In my previous post I highlighted the importance of self-evaluation and knowing your worth as a performer. Now that we know the importance of setting a comparable monetary value for one’s work and how settling for low-paying gigs only brings more competition and frustration, this post will explore how to set a fair rate for an event.
Location plays a huge part in setting a quote that is reasonable to the client and fair to the performer. Having lived in major cities like Baltimore and San Francisco where cost of living is rather high, any quote for an event is going to be more expensive than it would be in a smaller city/town for an event of similar duration. For major cities like New York, DC, San Francisco, and Los Angeles, you’d be a fool to charge small town rates in the big city.
Flat Quote or Hourly Rate? There are benefits to giving a flat quote or using an hourly rate for events. Personally, I like giving flat quotes – it’s straightforward and I avoid itemizing charges in contracts like hours, breaks, travel, etc. I simply give a number and don’t hassle the client with minor details. This works great for weddings and gives the Bride-to-be one less thing to worry about. However, for a small concert or an event that needs background music for a specific amount of time an hourly rate may be more appropriate.
Part of setting a fair rate for an event is having a feel for how much you believe your performance is worth in the context of a reasonable budget. As I’ve said before, there’s always somebody willing to work for less. You need to command a higher rate to stand out – and also DELIVER THE GOODS! This means consistently playing your ass off, being social with guests/audience members, and being sure to take the time to thank the person who hired you – they’re providing you with work, and you’re providing them with an irreplaceable service: live music!
This link between the professional and social aspect of being a musician is part of why I prefer setting flat quotes on a per event basis. Breaking down an event to hourly rates tends to give the gig a feel of a transaction – paying for time as it is. Like putting coins in a parking meter. This can leave the performer feeling like a human jukebox and the client only concerned with putting enough coins in to keep the tunes coming.

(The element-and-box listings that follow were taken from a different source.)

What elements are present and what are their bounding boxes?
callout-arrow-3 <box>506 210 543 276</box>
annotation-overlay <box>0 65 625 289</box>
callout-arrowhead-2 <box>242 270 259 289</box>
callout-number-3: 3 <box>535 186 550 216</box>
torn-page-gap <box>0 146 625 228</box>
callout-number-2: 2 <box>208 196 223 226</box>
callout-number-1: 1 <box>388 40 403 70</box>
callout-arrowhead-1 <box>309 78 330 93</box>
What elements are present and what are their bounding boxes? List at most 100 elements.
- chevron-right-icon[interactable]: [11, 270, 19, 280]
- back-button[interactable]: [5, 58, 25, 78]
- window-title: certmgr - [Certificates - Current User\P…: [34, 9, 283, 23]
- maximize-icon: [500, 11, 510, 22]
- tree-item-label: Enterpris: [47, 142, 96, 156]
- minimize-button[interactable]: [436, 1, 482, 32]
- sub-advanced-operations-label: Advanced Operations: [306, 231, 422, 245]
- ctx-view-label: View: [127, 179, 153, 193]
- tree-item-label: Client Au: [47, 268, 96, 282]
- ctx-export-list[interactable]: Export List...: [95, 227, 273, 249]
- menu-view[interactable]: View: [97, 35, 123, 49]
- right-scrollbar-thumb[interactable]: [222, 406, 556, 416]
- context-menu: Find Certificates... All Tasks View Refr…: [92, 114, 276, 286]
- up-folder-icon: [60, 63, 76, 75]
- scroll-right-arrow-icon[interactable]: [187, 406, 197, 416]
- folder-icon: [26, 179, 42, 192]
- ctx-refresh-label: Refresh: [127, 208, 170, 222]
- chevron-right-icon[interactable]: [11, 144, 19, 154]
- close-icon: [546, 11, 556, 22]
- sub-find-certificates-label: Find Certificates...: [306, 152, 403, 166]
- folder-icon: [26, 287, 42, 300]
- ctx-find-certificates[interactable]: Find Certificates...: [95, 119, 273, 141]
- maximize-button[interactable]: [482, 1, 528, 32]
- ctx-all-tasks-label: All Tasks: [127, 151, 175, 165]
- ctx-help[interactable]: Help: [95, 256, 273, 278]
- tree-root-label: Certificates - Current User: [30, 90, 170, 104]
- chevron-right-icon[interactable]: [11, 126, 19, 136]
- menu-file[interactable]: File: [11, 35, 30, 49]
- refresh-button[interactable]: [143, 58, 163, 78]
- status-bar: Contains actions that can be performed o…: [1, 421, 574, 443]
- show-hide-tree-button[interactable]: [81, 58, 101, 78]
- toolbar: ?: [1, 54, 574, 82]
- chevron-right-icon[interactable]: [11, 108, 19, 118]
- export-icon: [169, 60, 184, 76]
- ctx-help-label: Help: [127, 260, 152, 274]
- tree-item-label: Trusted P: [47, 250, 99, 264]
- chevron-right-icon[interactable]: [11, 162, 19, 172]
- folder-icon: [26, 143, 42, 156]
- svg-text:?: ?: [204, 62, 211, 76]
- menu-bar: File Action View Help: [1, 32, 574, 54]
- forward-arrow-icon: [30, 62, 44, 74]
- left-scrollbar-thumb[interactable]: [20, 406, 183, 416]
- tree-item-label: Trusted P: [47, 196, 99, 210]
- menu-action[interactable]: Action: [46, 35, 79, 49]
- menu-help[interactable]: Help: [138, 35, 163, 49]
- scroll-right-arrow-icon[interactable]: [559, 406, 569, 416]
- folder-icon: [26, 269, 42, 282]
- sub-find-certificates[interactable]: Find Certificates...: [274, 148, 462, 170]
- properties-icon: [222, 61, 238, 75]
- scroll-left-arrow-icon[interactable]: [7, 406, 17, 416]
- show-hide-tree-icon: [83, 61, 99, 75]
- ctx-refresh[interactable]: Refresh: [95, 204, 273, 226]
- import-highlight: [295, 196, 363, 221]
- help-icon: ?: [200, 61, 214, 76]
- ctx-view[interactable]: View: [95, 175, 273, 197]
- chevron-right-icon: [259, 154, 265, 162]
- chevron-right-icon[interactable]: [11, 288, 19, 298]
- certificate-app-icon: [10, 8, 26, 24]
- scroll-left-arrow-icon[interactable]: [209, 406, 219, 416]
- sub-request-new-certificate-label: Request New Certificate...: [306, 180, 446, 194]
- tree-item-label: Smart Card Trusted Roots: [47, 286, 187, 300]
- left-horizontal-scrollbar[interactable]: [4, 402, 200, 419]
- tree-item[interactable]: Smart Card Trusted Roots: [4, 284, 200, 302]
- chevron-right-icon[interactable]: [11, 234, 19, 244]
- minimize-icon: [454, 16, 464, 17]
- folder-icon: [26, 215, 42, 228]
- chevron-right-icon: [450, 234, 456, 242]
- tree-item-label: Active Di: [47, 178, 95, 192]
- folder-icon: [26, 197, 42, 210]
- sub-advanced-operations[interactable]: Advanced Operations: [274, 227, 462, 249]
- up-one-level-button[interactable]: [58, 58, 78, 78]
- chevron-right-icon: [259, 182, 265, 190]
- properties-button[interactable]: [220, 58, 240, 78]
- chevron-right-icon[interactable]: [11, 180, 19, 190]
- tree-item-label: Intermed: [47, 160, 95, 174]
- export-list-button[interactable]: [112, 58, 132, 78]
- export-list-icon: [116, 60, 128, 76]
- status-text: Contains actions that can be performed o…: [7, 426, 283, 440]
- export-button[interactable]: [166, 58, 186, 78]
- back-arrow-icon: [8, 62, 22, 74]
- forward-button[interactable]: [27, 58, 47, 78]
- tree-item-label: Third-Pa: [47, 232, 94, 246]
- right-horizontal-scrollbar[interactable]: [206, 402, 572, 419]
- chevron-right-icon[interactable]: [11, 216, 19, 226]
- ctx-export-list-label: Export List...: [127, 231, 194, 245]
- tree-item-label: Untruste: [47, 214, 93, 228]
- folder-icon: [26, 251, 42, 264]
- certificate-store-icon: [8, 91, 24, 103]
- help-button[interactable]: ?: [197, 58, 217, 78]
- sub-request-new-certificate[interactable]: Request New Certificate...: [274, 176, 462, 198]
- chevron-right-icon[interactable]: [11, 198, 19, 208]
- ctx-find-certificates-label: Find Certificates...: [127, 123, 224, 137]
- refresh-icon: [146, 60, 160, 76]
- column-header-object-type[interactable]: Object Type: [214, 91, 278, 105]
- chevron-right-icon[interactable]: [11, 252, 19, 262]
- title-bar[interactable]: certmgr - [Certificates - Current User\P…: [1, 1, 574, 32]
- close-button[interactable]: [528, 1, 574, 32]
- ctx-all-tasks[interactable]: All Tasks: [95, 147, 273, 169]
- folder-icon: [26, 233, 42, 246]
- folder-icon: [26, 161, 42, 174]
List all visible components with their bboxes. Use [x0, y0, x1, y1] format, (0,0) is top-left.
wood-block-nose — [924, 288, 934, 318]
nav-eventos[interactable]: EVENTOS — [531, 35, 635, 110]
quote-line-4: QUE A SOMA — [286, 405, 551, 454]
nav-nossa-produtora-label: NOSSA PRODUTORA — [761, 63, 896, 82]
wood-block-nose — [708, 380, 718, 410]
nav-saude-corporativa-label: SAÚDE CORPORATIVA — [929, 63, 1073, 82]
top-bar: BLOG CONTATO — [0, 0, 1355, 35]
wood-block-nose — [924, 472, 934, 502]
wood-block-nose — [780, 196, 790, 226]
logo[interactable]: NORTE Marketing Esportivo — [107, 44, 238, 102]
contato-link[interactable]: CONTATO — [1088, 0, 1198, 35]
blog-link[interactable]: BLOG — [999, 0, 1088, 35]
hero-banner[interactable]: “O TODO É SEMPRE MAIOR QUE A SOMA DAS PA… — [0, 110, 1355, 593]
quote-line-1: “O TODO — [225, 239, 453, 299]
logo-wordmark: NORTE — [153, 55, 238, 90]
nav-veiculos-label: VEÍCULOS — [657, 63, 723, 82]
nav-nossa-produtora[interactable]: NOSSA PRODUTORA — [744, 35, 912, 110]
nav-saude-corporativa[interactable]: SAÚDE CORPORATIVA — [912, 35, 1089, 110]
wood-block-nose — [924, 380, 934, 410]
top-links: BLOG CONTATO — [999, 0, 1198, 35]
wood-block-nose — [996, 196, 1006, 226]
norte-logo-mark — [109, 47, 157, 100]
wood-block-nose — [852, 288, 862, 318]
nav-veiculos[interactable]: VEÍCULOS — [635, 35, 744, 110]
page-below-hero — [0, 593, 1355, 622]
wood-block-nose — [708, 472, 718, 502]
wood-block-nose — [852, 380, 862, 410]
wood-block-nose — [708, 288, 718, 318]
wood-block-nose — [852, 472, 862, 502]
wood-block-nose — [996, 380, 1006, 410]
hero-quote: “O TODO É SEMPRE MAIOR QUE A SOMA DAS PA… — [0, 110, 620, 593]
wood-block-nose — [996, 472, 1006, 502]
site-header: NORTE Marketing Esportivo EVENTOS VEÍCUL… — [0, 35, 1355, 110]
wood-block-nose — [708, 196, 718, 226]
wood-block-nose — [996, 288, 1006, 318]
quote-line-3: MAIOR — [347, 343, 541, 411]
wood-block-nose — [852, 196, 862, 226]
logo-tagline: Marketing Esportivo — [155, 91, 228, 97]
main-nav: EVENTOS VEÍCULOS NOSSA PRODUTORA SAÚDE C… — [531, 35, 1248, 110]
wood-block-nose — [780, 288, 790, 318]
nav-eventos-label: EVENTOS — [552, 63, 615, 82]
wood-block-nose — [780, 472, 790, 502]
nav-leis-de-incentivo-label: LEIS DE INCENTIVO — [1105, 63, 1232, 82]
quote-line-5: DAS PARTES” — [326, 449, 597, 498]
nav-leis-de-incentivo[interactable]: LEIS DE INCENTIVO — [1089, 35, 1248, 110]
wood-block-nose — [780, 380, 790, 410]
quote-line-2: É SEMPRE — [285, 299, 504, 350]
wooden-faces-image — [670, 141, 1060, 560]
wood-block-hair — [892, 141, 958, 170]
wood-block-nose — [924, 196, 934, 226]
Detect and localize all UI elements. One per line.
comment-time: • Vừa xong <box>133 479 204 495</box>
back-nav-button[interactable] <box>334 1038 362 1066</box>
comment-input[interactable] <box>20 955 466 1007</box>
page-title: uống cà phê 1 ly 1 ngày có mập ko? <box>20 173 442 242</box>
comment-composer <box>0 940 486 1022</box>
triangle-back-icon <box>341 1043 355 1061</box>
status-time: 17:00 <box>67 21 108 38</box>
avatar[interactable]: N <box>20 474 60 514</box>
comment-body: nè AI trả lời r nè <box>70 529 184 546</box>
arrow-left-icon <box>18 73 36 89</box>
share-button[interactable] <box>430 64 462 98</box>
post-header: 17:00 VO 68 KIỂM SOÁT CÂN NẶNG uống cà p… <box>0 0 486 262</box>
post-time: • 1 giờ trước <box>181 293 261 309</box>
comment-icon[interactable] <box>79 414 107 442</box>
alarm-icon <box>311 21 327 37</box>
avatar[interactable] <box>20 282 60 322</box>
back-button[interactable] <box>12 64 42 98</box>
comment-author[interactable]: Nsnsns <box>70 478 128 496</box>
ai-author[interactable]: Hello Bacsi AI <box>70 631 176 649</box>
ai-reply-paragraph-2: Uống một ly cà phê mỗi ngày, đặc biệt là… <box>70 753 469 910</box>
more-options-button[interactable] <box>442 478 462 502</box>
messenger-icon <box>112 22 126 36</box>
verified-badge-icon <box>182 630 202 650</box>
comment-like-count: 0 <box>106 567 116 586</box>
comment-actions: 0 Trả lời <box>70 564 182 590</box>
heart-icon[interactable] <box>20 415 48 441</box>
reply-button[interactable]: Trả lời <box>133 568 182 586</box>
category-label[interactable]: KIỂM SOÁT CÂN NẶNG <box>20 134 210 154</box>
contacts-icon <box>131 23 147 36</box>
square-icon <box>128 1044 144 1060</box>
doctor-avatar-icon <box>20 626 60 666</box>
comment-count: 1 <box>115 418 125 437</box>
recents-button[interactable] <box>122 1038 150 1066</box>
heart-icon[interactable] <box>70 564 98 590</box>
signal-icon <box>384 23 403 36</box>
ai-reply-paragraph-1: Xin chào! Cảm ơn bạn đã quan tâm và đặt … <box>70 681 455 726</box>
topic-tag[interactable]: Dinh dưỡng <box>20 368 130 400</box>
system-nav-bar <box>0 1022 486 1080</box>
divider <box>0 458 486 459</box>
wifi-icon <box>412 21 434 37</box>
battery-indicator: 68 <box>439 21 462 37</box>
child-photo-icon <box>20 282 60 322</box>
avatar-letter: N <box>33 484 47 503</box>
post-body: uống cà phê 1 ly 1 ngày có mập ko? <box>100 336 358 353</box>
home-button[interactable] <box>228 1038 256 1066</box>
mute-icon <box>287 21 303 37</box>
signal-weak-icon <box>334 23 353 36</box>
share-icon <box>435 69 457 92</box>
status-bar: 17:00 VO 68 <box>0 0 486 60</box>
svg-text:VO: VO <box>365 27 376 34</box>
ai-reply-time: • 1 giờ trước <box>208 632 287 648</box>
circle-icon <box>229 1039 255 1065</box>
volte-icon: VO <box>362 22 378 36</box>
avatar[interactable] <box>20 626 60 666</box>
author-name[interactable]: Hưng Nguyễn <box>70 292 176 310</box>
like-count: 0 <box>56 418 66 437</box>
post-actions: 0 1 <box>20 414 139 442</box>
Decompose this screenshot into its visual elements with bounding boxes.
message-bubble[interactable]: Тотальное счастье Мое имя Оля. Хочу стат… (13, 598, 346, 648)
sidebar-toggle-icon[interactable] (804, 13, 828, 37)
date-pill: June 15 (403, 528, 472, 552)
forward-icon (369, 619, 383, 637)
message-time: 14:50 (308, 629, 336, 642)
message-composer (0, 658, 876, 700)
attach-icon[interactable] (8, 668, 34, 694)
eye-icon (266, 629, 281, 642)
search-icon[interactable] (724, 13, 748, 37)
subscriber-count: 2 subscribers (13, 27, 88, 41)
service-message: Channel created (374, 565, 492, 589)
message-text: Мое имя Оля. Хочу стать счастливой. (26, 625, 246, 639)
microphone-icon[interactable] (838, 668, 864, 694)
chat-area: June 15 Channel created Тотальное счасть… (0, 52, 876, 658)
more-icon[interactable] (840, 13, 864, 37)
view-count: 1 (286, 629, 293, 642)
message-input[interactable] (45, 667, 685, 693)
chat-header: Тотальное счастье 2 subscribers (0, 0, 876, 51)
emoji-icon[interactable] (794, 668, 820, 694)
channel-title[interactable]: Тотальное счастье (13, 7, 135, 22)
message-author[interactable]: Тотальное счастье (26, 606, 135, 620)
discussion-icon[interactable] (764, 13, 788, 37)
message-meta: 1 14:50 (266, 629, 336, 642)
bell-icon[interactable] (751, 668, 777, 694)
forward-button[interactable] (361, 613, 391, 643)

To command a good fee, you need to go above and beyond simply playing for the allotted amount of time and this is something you want to make very clear to potential clients via your websites, emails, and phone calls. This is why I prefer to give a flat quote. Somebody emails me saying they need classical guitar for an event in a couple weeks. I email them back thanking them for their interest in my music and tell them I’ll happily play for them. I may only be playing an hour and a half, however, when I give a client a quote they know that also comes with my guarantee to arrive early, set up, provide my own amplification as well as set up a microphone if someone may speak at the event, plan the music program, and learn any song they may require for the performance.
This is where I differ from other musicians. In the same city for the same event, a lesser experienced guitarist may give that same event a quote based on their hourly rate. At $100 an hour for 1.5 hours total = $150. They may then include travel expenses or booking fees, all of which feels like getting a bill from Verizon or Direct TV rather than giving your client a personalized, all-inclusive musical package. It’s cheaper, may be easier to quote and convenient, but you’re basically selling yourself short. Lots of people may book you, and that’s not bad, but the main reason they book you is because it’s a cheaper option.
Breakdown This should serve as a guide for event price range and is my average of 75 gigs between 2012-2014.
• Short Wedding (less than 1 hour) $200 – $400
• Wedding and Cocktail Reception (up to 2 hours) $350 – 800
• Private Event (Wineries, Universities, Hotels) $400-1000
• Corporate Events – $400-1000 (my experience has been corp. event budgets are about 1k for music)
• Small Concerts, House Concerts – $300 – 600
These are the ranges that I use when quoting an event to give an idea of what is possible and as you can see there is room for flexibility. I was booked for considerably more weddings than anything else, and I’ve also had to turn down several events that didn’t align with my price ranges. When this happens, work with the client and their budget, however, if you can’t agree on a number you can always refer a friend who would love the opportunity.